The person who is taking the test has to create a little story based on what he interprets. The psychologist's duty is to interpret what the person says and try to analyze the feelings, achievements, and power that this person feels.

Again, this test, being subjective, It is based on the interpretations made by the psychologist who performs the test. Therefore, training and practice are essential to do it correctly.

Machover test

The next test to evaluate is that of drawings of human figures. Created by psychologist Karen Machover in 1949. In this test you have to draw a person.

According to the characteristics of the drawing, the psychologist will interpret it and provide a meaning for every thing or detail.
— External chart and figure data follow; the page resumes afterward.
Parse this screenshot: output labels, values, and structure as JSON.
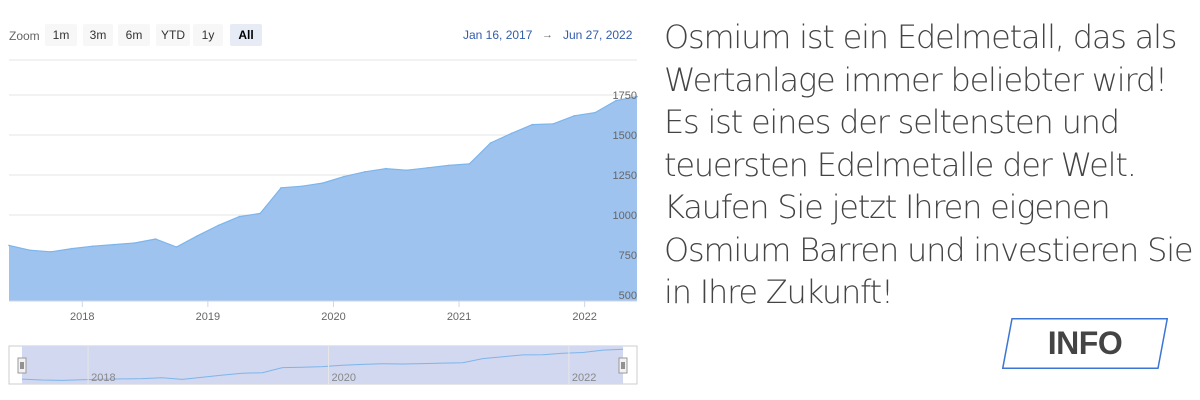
{
  "zoom": {
    "label": "Zoom",
    "buttons": [
      "1m",
      "3m",
      "6m",
      "YTD",
      "1y",
      "All"
    ],
    "active": "All"
  },
  "range": {
    "from": "Jan 16, 2017",
    "arrow": "→",
    "to": "Jun 27, 2022"
  },
  "promo_text": "Osmium ist ein Edelmetall, das als Wertanlage immer beliebter wird! Es ist eines der seltensten und teuersten Edelmetalle der Welt. Kaufen Sie jetzt Ihren eigenen Osmium Barren und investieren Sie in Ihre Zukunft!",
  "info_button": "INFO",
  "colors": {
    "series_line": "#7cb5ec",
    "series_fill": "#9ec3ee",
    "navigator_mask": "#d2d8ef",
    "link_blue": "#335cad",
    "info_border": "#3b76d4"
  },
  "chart_data": {
    "type": "area",
    "x_ticks": [
      "2018",
      "2019",
      "2020",
      "2021",
      "2022"
    ],
    "y_ticks": [
      "500",
      "750",
      "1000",
      "1250",
      "1500",
      "1750"
    ],
    "ylim": [
      500,
      1750
    ],
    "x_range": [
      "2017-06",
      "2022-06"
    ],
    "navigator_ticks": [
      "2018",
      "2020",
      "2022"
    ],
    "series": [
      {
        "x": [
          "2017-06",
          "2017-08",
          "2017-10",
          "2017-12",
          "2018-02",
          "2018-04",
          "2018-06",
          "2018-08",
          "2018-10",
          "2018-12",
          "2019-02",
          "2019-04",
          "2019-06",
          "2019-08",
          "2019-10",
          "2019-12",
          "2020-02",
          "2020-04",
          "2020-06",
          "2020-08",
          "2020-10",
          "2020-12",
          "2021-02",
          "2021-04",
          "2021-06",
          "2021-08",
          "2021-10",
          "2021-12",
          "2022-02",
          "2022-04",
          "2022-06"
        ],
        "values": [
          810,
          780,
          770,
          790,
          805,
          815,
          825,
          850,
          800,
          870,
          935,
          990,
          1010,
          1170,
          1180,
          1200,
          1240,
          1270,
          1290,
          1280,
          1295,
          1310,
          1320,
          1450,
          1510,
          1565,
          1570,
          1620,
          1640,
          1715,
          1740
        ]
      }
    ]
  }
}
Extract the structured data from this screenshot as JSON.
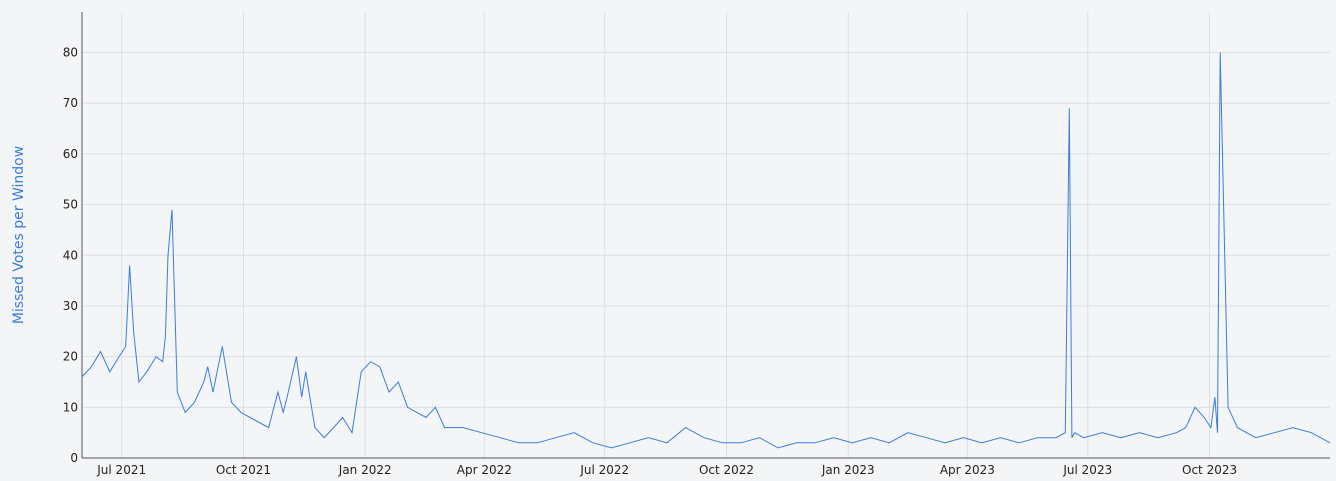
{
  "chart_data": {
    "type": "line",
    "title": "",
    "xlabel": "",
    "ylabel": "Missed Votes per Window",
    "x_range": [
      "2021-06-01",
      "2023-12-31"
    ],
    "ylim": [
      0,
      88
    ],
    "grid": true,
    "line_color": "#3b7ddd",
    "ylabel_color": "#3b7ddd",
    "x_ticks": [
      {
        "date": "2021-07-01",
        "label": "Jul 2021"
      },
      {
        "date": "2021-10-01",
        "label": "Oct 2021"
      },
      {
        "date": "2022-01-01",
        "label": "Jan 2022"
      },
      {
        "date": "2022-04-01",
        "label": "Apr 2022"
      },
      {
        "date": "2022-07-01",
        "label": "Jul 2022"
      },
      {
        "date": "2022-10-01",
        "label": "Oct 2022"
      },
      {
        "date": "2023-01-01",
        "label": "Jan 2023"
      },
      {
        "date": "2023-04-01",
        "label": "Apr 2023"
      },
      {
        "date": "2023-07-01",
        "label": "Jul 2023"
      },
      {
        "date": "2023-10-01",
        "label": "Oct 2023"
      }
    ],
    "y_ticks": [
      0,
      10,
      20,
      30,
      40,
      50,
      60,
      70,
      80
    ],
    "series": [
      {
        "x": [
          "2021-06-01",
          "2021-06-08",
          "2021-06-15",
          "2021-06-22",
          "2021-06-29",
          "2021-07-04",
          "2021-07-07",
          "2021-07-10",
          "2021-07-14",
          "2021-07-20",
          "2021-07-27",
          "2021-08-01",
          "2021-08-03",
          "2021-08-05",
          "2021-08-08",
          "2021-08-12",
          "2021-08-18",
          "2021-08-25",
          "2021-09-01",
          "2021-09-04",
          "2021-09-08",
          "2021-09-15",
          "2021-09-22",
          "2021-09-29",
          "2021-10-06",
          "2021-10-13",
          "2021-10-20",
          "2021-10-27",
          "2021-10-31",
          "2021-11-03",
          "2021-11-10",
          "2021-11-14",
          "2021-11-17",
          "2021-11-24",
          "2021-12-01",
          "2021-12-08",
          "2021-12-15",
          "2021-12-22",
          "2021-12-29",
          "2022-01-05",
          "2022-01-12",
          "2022-01-19",
          "2022-01-26",
          "2022-02-02",
          "2022-02-09",
          "2022-02-16",
          "2022-02-23",
          "2022-03-02",
          "2022-03-16",
          "2022-03-30",
          "2022-04-13",
          "2022-04-27",
          "2022-05-11",
          "2022-05-25",
          "2022-06-08",
          "2022-06-22",
          "2022-07-06",
          "2022-07-20",
          "2022-08-03",
          "2022-08-17",
          "2022-08-31",
          "2022-09-14",
          "2022-09-28",
          "2022-10-12",
          "2022-10-26",
          "2022-11-09",
          "2022-11-23",
          "2022-12-07",
          "2022-12-21",
          "2023-01-04",
          "2023-01-18",
          "2023-02-01",
          "2023-02-15",
          "2023-03-01",
          "2023-03-15",
          "2023-03-29",
          "2023-04-12",
          "2023-04-26",
          "2023-05-10",
          "2023-05-24",
          "2023-06-07",
          "2023-06-14",
          "2023-06-17",
          "2023-06-19",
          "2023-06-21",
          "2023-06-28",
          "2023-07-12",
          "2023-07-26",
          "2023-08-09",
          "2023-08-23",
          "2023-09-06",
          "2023-09-13",
          "2023-09-20",
          "2023-09-27",
          "2023-10-02",
          "2023-10-05",
          "2023-10-07",
          "2023-10-09",
          "2023-10-15",
          "2023-10-22",
          "2023-10-29",
          "2023-11-05",
          "2023-11-19",
          "2023-12-03",
          "2023-12-17",
          "2023-12-31"
        ],
        "y": [
          16,
          18,
          21,
          17,
          20,
          22,
          38,
          25,
          15,
          17,
          20,
          19,
          24,
          40,
          49,
          13,
          9,
          11,
          15,
          18,
          13,
          22,
          11,
          9,
          8,
          7,
          6,
          13,
          9,
          12,
          20,
          12,
          17,
          6,
          4,
          6,
          8,
          5,
          17,
          19,
          18,
          13,
          15,
          10,
          9,
          8,
          10,
          6,
          6,
          5,
          4,
          3,
          3,
          4,
          5,
          3,
          2,
          3,
          4,
          3,
          6,
          4,
          3,
          3,
          4,
          2,
          3,
          3,
          4,
          3,
          4,
          3,
          5,
          4,
          3,
          4,
          3,
          4,
          3,
          4,
          4,
          5,
          69,
          4,
          5,
          4,
          5,
          4,
          5,
          4,
          5,
          6,
          10,
          8,
          6,
          12,
          5,
          80,
          10,
          6,
          5,
          4,
          5,
          6,
          5,
          3
        ]
      }
    ]
  }
}
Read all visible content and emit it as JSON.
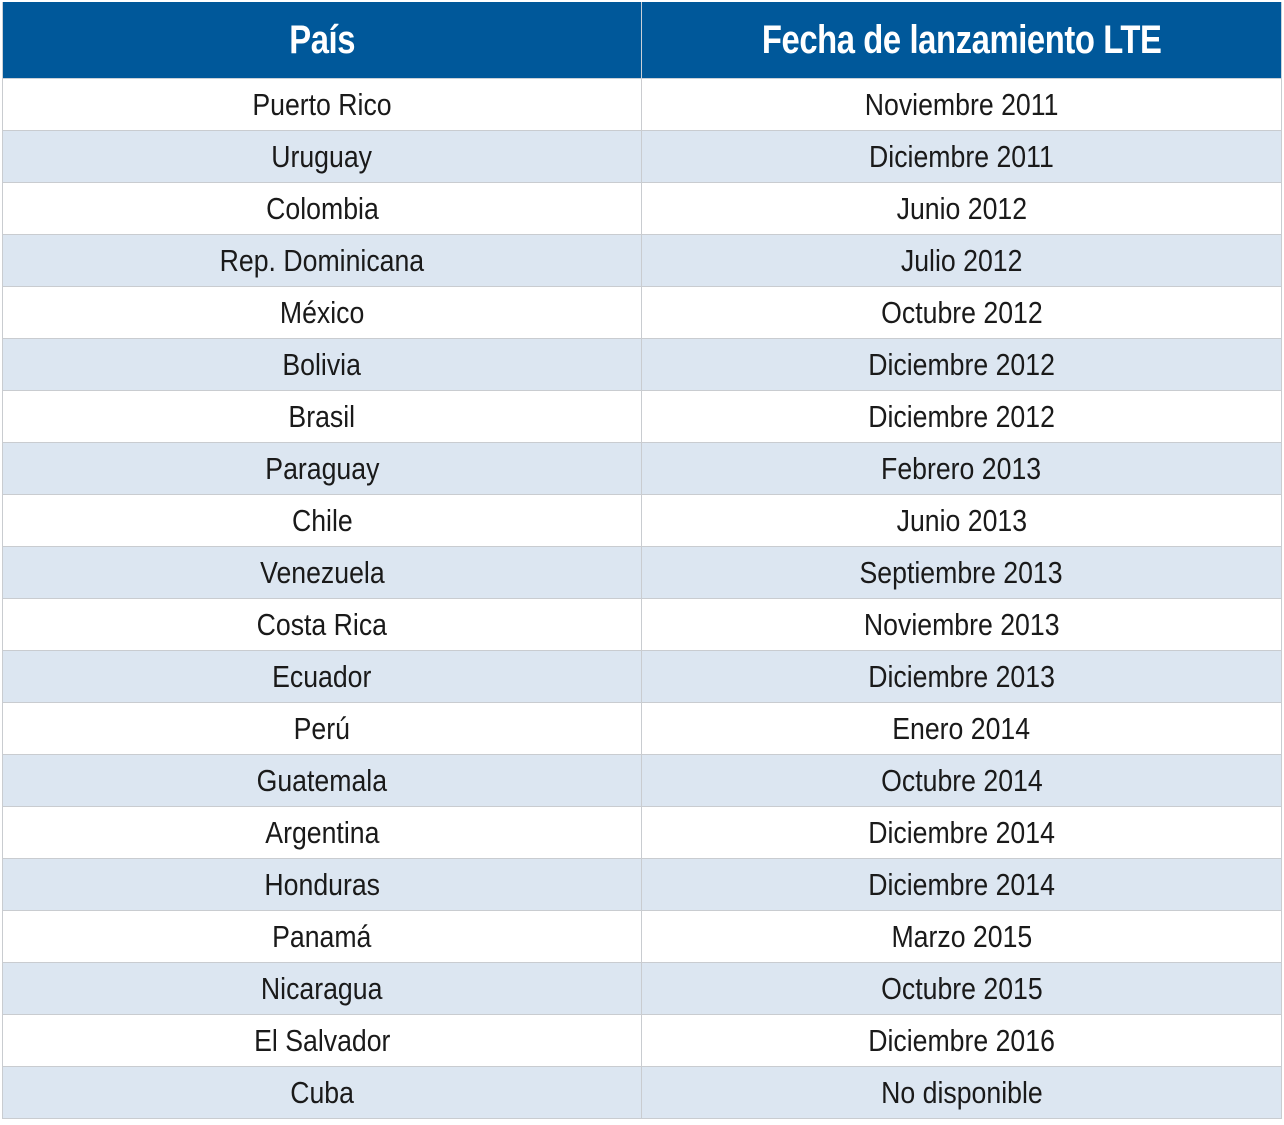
{
  "table": {
    "header_bg": "#00589a",
    "headers": [
      "País",
      "Fecha de lanzamiento LTE"
    ],
    "rows": [
      {
        "pais": "Puerto Rico",
        "fecha": "Noviembre 2011"
      },
      {
        "pais": "Uruguay",
        "fecha": "Diciembre 2011"
      },
      {
        "pais": "Colombia",
        "fecha": "Junio 2012"
      },
      {
        "pais": "Rep. Dominicana",
        "fecha": "Julio 2012"
      },
      {
        "pais": "México",
        "fecha": "Octubre 2012"
      },
      {
        "pais": "Bolivia",
        "fecha": "Diciembre 2012"
      },
      {
        "pais": "Brasil",
        "fecha": "Diciembre 2012"
      },
      {
        "pais": "Paraguay",
        "fecha": "Febrero 2013"
      },
      {
        "pais": "Chile",
        "fecha": "Junio 2013"
      },
      {
        "pais": "Venezuela",
        "fecha": "Septiembre 2013"
      },
      {
        "pais": "Costa Rica",
        "fecha": "Noviembre 2013"
      },
      {
        "pais": "Ecuador",
        "fecha": "Diciembre 2013"
      },
      {
        "pais": "Perú",
        "fecha": "Enero 2014"
      },
      {
        "pais": "Guatemala",
        "fecha": "Octubre 2014"
      },
      {
        "pais": "Argentina",
        "fecha": "Diciembre 2014"
      },
      {
        "pais": "Honduras",
        "fecha": "Diciembre 2014"
      },
      {
        "pais": "Panamá",
        "fecha": "Marzo 2015"
      },
      {
        "pais": "Nicaragua",
        "fecha": "Octubre 2015"
      },
      {
        "pais": "El Salvador",
        "fecha": "Diciembre 2016"
      },
      {
        "pais": "Cuba",
        "fecha": "No disponible"
      }
    ]
  }
}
For example, if the patient draws the person with very large genitals, it may mean that he is worried about his sexuality.

Unfortunately, this test is not considered 100% valid, since some people cannot correctly draw what they see, think or feel. Thus, the interpretation will be affected due to the artistic skill that a person has.

Projective techniques: conclusions

Despite the effort that has been made to systematize some of these tests, such as the Rorschach, projective techniques remain too subjective. That is, they are too dependent on the interpretation made by the psychologist in each case.

This it can mean that, given the same result, two psychologists make different interpretations, decreasing both reliability and validity.

Despite these limitations, these tests are still used. However, a detailed and constant training process must be carried out to avoid incurring errors and interpretative biases. However, as is known, professionals who use this type of tests do not usually leave anything to chance, nor do they neglect their own training.

References

  • Álvarez, A., & Alonso, M. C. (2001). Rorschach technique: background, current situation and perspectives.Cuban Journal of Psychology, 57-62.
  • Murray, H. (1988). Thematic apperception test.TAT) Ed. Paidos, Bs. As.
  • Portuondo, J. A. (2012).The human figure: Karen Machover projective test. XXI century.